Kavli Affiliate: Edward Chang
| Authors: Jeremy Saal, Kelly Kadlec, Anusha B. Allawala, Lucille Johnston, Ryan Leriche, Ritwik Vatsyayan, Yiyuan Han, Audrey Kist, Tommaso Di Ianni, Heather E. Dawes, Edward F. Chang, A Moses Lee, Andrew D. Krystal, Khaled Moussawi, Prasad Shirvalkar and Kristin K. Sellers
| Summary:
Objectives Deep brain stimulation (DBS) is increasingly being used to treat a variety of neuropsychiatric conditions, many of which exhibit idiosyncratic symptom presentations and neural correlates across individuals. Thus, we have utilized inpatient stereoelectroencephalography (sEEG) to identify personalized therapeutic stimulation sites for chronic implantation of DBS. Informed by our experience, we have developed a statistics-driven framework for stimulation testing to identify therapeutic targets. Materials and Methods Fourteen participants (major depressive disorder = 6, chronic pain = 6, obsessive-compulsive disorder = 2) underwent inpatient testing using sEEG and symptom monitoring to identify personalized stimulation targets for subsequent DBS implantation. We present a structured approach to this sEEG testing, integrating a Stimulation Testing Decision Tree with power analysis and effect size considerations to inform adequately powered results to detect therapeutic stimulation sites with statistical rigor. Results Effect sizes (Hedges’ g) of stimulation-induced symptom score changes ranged from -1.5 to +2.39. The standard deviation of sham trial responses was a strong predictor of stimulation response variability, as confirmed by a leave-one-out cross-validated linear regression (R2 = 0.67, permutation p<0.001). Thus, early sham trial data could be used to estimate the variability of stimulation responses for power analysis calculations. We show that approximately 10 sham trials were needed to robustly estimate sham variability. Power analysis (using a paired-t test) showed that for effect sizes ≥ 1.1, roughly 10 trials should be used per stimulation site for sufficiently powered results.
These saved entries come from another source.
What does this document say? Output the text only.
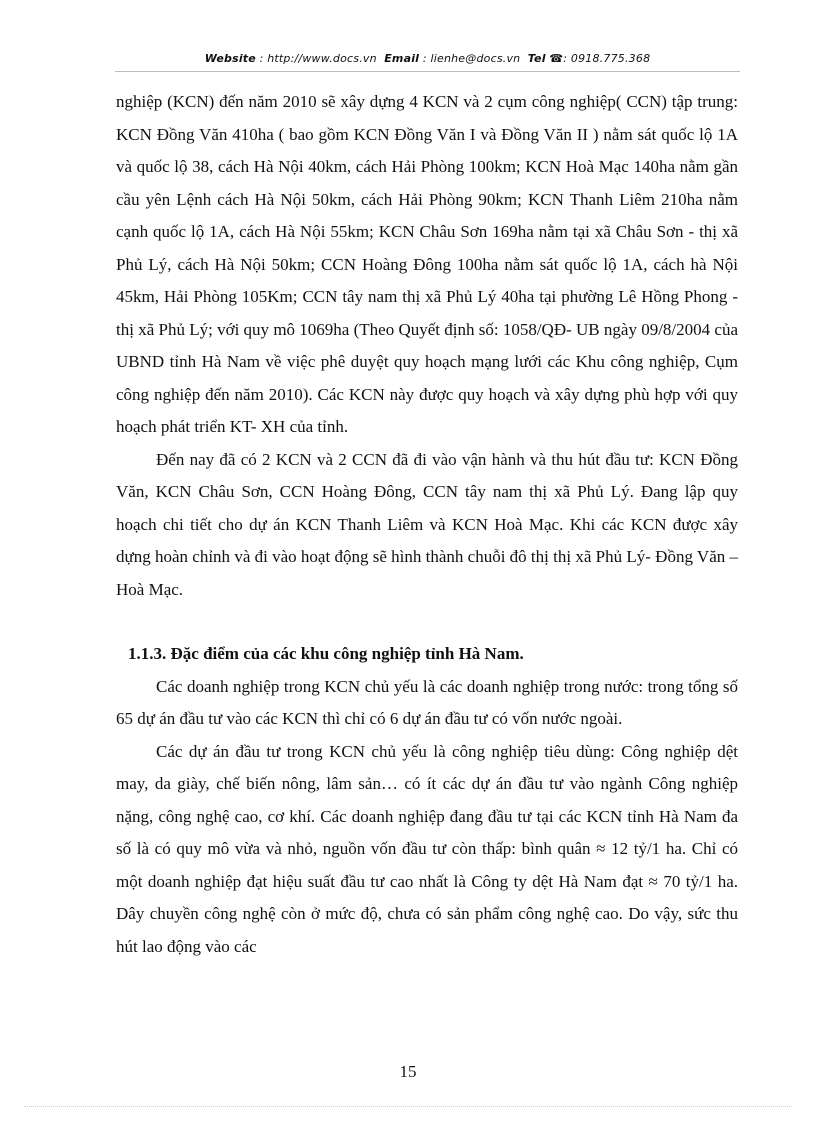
Website : http://www.docs.vn Email : lienhe@docs.vn Tel ☎: 0918.775.368

nghiệp (KCN) đến năm 2010 sẽ xây dựng 4 KCN và 2 cụm công nghiệp( CCN) tập trung: KCN Đồng Văn 410ha ( bao gồm KCN Đồng Văn I và Đồng Văn II ) nằm sát quốc lộ 1A và quốc lộ 38, cách Hà Nội 40km, cách Hải Phòng 100km; KCN Hoà Mạc 140ha nằm gần cầu yên Lệnh cách Hà Nội 50km, cách Hải Phòng 90km; KCN Thanh Liêm 210ha nằm cạnh quốc lộ 1A, cách Hà Nội 55km; KCN Châu Sơn 169ha nằm tại xã Châu Sơn - thị xã Phủ Lý, cách Hà Nội 50km; CCN Hoàng Đông 100ha nằm sát quốc lộ 1A, cách hà Nội 45km, Hải Phòng 105Km; CCN tây nam thị xã Phủ Lý 40ha tại phường Lê Hồng Phong - thị xã Phủ Lý; với quy mô 1069ha (Theo Quyết định số: 1058/QĐ- UB ngày 09/8/2004 của UBND tỉnh Hà Nam về việc phê duyệt quy hoạch mạng lưới các Khu công nghiệp, Cụm công nghiệp đến năm 2010). Các KCN này được quy hoạch và xây dựng phù hợp với quy hoạch phát triển KT- XH của tỉnh.

Đến nay đã có 2 KCN và 2 CCN đã đi vào vận hành và thu hút đầu tư: KCN Đồng Văn, KCN Châu Sơn, CCN Hoàng Đông, CCN tây nam thị xã Phủ Lý. Đang lập quy hoạch chi tiết cho dự án KCN Thanh Liêm và KCN Hoà Mạc. Khi các KCN được xây dựng hoàn chỉnh và đi vào hoạt động sẽ hình thành chuỗi đô thị thị xã Phủ Lý- Đồng Văn – Hoà Mạc.

1.1.3. Đặc điểm của các khu công nghiệp tỉnh Hà Nam.

Các doanh nghiệp trong KCN chủ yếu là các doanh nghiệp trong nước: trong tổng số 65 dự án đầu tư vào các KCN thì chỉ có 6 dự án đầu tư có vốn nước ngoài.

Các dự án đầu tư trong KCN chủ yếu là công nghiệp tiêu dùng: Công nghiệp dệt may, da giày, chế biến nông, lâm sản… có ít các dự án đầu tư vào ngành Công nghiệp nặng, công nghệ cao, cơ khí. Các doanh nghiệp đang đầu tư tại các KCN tỉnh Hà Nam đa số là có quy mô vừa và nhỏ, nguồn vốn đầu tư còn thấp: bình quân ≈ 12 tỷ/1 ha. Chỉ có một doanh nghiệp đạt hiệu suất đầu tư cao nhất là Công ty dệt Hà Nam đạt ≈ 70 tỷ/1 ha. Dây chuyền công nghệ còn ở mức độ, chưa có sản phẩm công nghệ cao. Do vậy, sức thu hút lao động vào các

15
Conclusions The presented workflow is adaptable to multiple indications and is specifically designed to overcome key challenges experienced during stimulation site testing. Through incorporating sham trials, effect size calculations, and tolerability testing, the described approach can be used to identify personalized and clinically efficacious stimulation sites.